Até àquele dia, e segundo o que estava previsto na Lei do Orçamento do Estado para 2018, os PMDFCI deveriam estar aprovados ou atualizados, contudo, 50 câmaras não estavam a cumprir a regra, que foi introduzida no contexto das medidas extraordinárias de prevenção dos fogos florestais.

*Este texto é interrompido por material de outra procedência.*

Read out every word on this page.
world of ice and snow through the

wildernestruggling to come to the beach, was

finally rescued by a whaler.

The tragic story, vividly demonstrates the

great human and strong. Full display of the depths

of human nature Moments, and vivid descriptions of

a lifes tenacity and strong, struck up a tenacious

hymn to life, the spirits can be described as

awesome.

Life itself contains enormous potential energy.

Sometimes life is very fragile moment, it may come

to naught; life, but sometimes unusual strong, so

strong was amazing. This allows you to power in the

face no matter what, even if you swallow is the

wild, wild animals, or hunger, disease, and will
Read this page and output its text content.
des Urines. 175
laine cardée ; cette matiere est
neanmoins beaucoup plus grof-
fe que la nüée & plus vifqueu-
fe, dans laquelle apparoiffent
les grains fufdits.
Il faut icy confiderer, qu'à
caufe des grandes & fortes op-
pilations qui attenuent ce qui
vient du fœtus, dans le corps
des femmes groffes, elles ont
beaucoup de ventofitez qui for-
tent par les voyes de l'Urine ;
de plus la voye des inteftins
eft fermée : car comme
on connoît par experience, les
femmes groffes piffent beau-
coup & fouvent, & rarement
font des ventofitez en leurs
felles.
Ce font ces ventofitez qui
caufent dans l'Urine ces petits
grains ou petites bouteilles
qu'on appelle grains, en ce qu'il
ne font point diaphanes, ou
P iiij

As autarquias que não cumpram a medida devem ver retido, no mês seguinte, “20% do duodécimo das transferências correntes do Fundo de Equilíbrio Financeiro”, contudo, o mesmo jornal questionou o Ministério da Administração Interna sobre se a penalização vai ser efetivamente aplicada, mas não obteve qualquer resposta.

As câmaras não querem ouvir falar em penalizações e acusam o ICNF de ser demasiado lento na avaliação dos planos, como é o caso das câmaras de Valongo, Melgaço e Castanheira de Pera. O líder da Associação Nacional de Municípios Portugueses (ANMP), Manuel Machado, diz que todo o sistema é lento: “Depois do parecer favorável do ICNF, o processo ainda é enviado para o secretário de Estado das Florestas para publicação em despacho. É todo um processo moroso que dificulta o trabalho das câmaras.”

Há também casos, em que o plano apresentado é indeferido e não se sabe quando vão terminar os pedidos de retificação, como é o caso de Monção, que está a ser penalizado pelos atrasos “porque sem plano anti-fogo não se pode candidatar a fundos para defesa da floresta”, explica Isabel Neves, engenheira florestal da autarquia. Em Aveiro, por exemplo, o autarca optou por fazer um plano próprio que está no terreno há cinco anos.

Em fevereiro, o secretário de Estado das Florestas, Carlos Miguel, admitiu que havia “dificuldades”, mas comprometeu-se a dar resposta em 15 dias às propostas que recebessem. Manuel Machado não acredita que o Governo penalize as câmaras porque “não se justifica atirar para as autarquias uma responsabilidade que é partilhada”.